Margaret Randall featured presenter
for Schmidlapp Distinguished Lectureship at Marshall

HUNTINGTON, W.Va. – Margaret Randall, a writer, photographer and social activist who lived for nearly a quarter century in Latin America, will be the featured presenter for the Schmidlapp Distinguished Lectureship in Women’s Studies on Marshall University’s Huntington campus.

Randall will give a poetry reading at 1 p.m. Monday, March 10 in the third-floor atrium of the Drinko Library, then lecture on “Women and Resistance: Cuba and Nicaragua,” at 7 p.m. that same day in the Memorial Student Center’s Alumni Lounge.

The lectureship, which is free to the public, is sponsored by the Charlotte R. Schmidlapp Fund, Fifth Third Bank, Trustee.  Marshall Women’s Studies and the Women’s Center also are supporting the event. Refreshments will be served at both the afternoon poetry reading and the evening lecture.

Randall’s stay in Latin America included approximately nine years in Mexico, 11 years in Cuba and four in Nicaragua.

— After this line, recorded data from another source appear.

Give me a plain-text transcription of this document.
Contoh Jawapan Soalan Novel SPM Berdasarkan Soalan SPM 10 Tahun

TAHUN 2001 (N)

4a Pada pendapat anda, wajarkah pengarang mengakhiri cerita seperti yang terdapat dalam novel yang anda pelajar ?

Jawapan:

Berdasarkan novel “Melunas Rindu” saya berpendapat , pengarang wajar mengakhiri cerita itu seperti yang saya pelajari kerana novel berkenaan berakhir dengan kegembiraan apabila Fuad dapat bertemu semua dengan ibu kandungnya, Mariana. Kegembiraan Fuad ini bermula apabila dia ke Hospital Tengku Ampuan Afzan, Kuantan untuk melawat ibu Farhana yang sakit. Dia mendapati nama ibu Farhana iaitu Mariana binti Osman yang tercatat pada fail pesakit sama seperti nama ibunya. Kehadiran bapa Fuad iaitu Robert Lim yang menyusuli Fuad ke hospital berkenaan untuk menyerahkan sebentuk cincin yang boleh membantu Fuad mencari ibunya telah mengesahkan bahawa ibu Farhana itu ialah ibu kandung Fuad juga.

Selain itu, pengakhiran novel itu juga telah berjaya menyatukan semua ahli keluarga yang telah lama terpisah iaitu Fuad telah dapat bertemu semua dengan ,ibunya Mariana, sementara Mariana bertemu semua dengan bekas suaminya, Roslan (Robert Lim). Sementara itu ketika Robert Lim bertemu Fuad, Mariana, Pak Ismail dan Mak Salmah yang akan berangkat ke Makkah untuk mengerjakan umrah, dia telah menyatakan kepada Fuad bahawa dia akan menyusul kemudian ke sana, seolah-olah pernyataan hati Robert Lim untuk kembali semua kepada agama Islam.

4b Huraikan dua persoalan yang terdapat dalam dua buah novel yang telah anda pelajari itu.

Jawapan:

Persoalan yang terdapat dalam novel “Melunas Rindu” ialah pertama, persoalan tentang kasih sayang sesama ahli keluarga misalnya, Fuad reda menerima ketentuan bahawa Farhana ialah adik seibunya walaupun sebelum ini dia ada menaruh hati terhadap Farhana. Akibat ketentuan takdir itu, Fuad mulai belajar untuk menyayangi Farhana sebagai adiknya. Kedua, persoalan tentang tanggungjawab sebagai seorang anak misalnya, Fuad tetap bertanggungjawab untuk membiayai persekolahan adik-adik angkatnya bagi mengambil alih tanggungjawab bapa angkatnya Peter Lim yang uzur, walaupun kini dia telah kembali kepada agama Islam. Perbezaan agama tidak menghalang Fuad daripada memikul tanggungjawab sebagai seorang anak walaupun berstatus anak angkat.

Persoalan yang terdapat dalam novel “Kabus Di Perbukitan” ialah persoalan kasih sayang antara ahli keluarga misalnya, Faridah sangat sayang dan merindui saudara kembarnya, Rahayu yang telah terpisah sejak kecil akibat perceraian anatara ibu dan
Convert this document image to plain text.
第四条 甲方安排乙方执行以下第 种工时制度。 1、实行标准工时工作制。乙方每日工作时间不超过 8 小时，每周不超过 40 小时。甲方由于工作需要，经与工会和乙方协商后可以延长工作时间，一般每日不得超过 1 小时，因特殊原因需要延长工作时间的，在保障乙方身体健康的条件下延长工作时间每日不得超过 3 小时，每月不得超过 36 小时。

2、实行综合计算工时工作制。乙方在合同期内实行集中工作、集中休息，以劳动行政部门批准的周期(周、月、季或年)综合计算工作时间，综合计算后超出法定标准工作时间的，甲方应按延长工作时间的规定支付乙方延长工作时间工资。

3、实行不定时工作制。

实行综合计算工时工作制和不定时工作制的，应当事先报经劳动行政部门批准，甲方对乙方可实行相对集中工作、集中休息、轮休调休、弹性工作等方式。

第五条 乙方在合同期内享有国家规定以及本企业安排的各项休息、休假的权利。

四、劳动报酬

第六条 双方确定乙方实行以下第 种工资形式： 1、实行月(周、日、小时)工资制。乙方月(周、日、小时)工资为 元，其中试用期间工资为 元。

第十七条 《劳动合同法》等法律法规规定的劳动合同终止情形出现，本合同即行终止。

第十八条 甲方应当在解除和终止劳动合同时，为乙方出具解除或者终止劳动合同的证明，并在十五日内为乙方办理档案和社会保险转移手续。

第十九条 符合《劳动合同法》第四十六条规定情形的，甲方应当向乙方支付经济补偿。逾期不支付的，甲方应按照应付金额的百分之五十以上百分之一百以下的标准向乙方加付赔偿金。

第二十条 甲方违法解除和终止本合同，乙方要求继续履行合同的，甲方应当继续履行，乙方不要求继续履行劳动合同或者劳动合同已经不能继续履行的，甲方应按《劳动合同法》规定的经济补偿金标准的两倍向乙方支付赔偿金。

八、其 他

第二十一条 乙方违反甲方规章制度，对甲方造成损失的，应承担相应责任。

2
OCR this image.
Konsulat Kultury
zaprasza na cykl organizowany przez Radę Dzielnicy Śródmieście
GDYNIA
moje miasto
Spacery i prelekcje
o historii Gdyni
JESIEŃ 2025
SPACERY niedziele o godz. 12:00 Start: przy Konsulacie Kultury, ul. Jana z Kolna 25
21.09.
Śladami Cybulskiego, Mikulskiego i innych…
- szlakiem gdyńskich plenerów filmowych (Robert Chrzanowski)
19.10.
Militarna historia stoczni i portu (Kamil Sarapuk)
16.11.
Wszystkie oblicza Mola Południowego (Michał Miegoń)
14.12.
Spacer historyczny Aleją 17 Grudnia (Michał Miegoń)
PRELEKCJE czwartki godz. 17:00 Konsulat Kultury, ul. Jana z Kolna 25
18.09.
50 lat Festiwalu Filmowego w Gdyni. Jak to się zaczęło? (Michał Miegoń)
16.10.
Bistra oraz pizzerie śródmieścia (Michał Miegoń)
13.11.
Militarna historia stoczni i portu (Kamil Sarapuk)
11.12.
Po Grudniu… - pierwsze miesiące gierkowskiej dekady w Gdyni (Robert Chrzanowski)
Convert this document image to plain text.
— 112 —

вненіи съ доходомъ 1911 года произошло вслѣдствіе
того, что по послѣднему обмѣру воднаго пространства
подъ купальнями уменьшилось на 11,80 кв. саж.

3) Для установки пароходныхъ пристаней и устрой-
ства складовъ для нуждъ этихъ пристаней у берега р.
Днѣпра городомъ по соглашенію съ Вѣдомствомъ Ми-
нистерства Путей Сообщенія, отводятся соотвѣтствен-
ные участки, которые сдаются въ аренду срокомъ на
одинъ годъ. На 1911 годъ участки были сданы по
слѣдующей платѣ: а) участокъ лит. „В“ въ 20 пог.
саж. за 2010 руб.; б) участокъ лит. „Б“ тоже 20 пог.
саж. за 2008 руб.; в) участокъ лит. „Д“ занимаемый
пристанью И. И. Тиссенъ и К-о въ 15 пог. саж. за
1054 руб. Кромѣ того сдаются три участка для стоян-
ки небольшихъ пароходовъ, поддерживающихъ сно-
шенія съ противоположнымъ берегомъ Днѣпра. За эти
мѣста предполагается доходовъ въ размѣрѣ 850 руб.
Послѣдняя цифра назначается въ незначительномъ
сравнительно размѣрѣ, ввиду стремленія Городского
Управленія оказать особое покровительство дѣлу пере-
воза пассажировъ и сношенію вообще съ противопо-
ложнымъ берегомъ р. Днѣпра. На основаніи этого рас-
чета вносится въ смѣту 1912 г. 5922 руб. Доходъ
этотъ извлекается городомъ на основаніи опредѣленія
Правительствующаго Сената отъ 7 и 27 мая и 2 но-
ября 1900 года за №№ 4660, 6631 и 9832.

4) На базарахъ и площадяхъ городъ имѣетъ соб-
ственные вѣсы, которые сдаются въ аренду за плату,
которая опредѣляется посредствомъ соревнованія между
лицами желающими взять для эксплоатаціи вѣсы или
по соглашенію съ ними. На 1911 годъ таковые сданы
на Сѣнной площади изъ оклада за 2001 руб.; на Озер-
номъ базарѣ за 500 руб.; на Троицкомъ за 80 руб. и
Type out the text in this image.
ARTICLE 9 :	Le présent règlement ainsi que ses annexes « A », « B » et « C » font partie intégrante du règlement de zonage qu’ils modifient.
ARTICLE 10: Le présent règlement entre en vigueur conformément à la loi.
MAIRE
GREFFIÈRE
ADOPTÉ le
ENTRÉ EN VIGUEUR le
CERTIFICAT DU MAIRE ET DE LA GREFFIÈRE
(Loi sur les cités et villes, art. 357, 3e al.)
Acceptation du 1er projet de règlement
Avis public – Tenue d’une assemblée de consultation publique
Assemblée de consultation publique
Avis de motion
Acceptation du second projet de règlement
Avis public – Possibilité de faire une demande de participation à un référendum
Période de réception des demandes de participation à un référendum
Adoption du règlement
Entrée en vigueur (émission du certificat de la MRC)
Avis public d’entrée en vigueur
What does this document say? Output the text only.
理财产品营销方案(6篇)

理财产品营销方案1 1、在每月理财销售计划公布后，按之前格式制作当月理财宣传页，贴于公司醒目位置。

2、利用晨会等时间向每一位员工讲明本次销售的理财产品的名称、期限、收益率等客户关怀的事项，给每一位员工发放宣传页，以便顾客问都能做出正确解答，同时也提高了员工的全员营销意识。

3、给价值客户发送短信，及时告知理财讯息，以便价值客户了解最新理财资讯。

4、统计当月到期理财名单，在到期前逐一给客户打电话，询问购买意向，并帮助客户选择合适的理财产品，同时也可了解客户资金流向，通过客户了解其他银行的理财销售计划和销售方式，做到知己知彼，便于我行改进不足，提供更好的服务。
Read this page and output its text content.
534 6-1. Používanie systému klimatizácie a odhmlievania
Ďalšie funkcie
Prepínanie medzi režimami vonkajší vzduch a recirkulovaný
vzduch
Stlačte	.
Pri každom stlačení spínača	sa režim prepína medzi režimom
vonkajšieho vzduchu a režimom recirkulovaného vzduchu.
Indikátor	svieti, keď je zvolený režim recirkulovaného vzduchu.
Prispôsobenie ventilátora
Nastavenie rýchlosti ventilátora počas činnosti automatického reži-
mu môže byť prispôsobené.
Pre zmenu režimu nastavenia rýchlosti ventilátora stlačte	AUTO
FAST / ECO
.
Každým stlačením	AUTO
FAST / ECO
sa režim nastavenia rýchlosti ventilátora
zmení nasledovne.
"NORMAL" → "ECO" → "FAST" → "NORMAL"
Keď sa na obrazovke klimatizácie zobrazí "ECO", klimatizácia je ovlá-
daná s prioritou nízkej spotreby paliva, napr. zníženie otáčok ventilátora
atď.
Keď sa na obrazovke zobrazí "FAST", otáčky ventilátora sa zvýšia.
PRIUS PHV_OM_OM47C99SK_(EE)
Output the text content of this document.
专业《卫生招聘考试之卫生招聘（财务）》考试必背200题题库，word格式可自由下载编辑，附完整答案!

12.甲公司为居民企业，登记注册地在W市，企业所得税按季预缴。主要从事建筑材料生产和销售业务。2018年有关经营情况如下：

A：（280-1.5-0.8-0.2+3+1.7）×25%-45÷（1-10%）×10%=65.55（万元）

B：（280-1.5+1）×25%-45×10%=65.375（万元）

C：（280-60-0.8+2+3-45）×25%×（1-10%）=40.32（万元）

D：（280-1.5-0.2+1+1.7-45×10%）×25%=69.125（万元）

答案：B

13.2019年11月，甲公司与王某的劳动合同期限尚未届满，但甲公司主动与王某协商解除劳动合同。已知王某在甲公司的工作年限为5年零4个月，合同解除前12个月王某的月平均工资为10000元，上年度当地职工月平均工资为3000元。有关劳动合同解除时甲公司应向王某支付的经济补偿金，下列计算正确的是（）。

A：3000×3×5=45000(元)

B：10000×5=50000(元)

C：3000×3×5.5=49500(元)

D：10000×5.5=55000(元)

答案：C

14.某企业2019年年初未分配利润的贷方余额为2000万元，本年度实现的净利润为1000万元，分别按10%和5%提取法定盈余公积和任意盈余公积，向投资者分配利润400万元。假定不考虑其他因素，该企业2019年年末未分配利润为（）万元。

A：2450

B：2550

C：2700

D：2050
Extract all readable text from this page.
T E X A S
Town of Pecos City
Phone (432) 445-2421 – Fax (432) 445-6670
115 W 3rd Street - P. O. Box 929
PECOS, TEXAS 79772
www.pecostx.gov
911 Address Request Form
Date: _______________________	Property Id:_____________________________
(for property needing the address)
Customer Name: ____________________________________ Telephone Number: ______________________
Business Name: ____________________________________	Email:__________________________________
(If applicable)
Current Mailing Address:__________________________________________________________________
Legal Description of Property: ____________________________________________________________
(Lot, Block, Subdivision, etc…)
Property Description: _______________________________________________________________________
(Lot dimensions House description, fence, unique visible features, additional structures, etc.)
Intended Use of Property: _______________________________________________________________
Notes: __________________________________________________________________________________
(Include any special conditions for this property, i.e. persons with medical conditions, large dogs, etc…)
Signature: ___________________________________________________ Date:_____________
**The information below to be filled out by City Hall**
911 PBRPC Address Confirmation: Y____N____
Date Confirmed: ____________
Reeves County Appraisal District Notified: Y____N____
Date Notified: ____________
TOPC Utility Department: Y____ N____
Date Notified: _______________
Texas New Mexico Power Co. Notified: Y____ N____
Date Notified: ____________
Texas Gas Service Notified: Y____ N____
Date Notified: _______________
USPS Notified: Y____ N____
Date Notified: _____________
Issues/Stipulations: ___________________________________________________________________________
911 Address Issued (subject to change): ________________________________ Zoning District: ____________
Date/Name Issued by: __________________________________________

Among her more than 80 titles are Cuban Women Now, Cuban Women Twenty Years Later, Sandino’s Daughters, Sandino’s Daughters Revisited, When I Look Into The Mirror And See You: Women, Terror & Resistance, and the recently-released Stones Witness.

As a sign of the significance of her writings, the U.S. government tried to have her deported in 1984, but failed.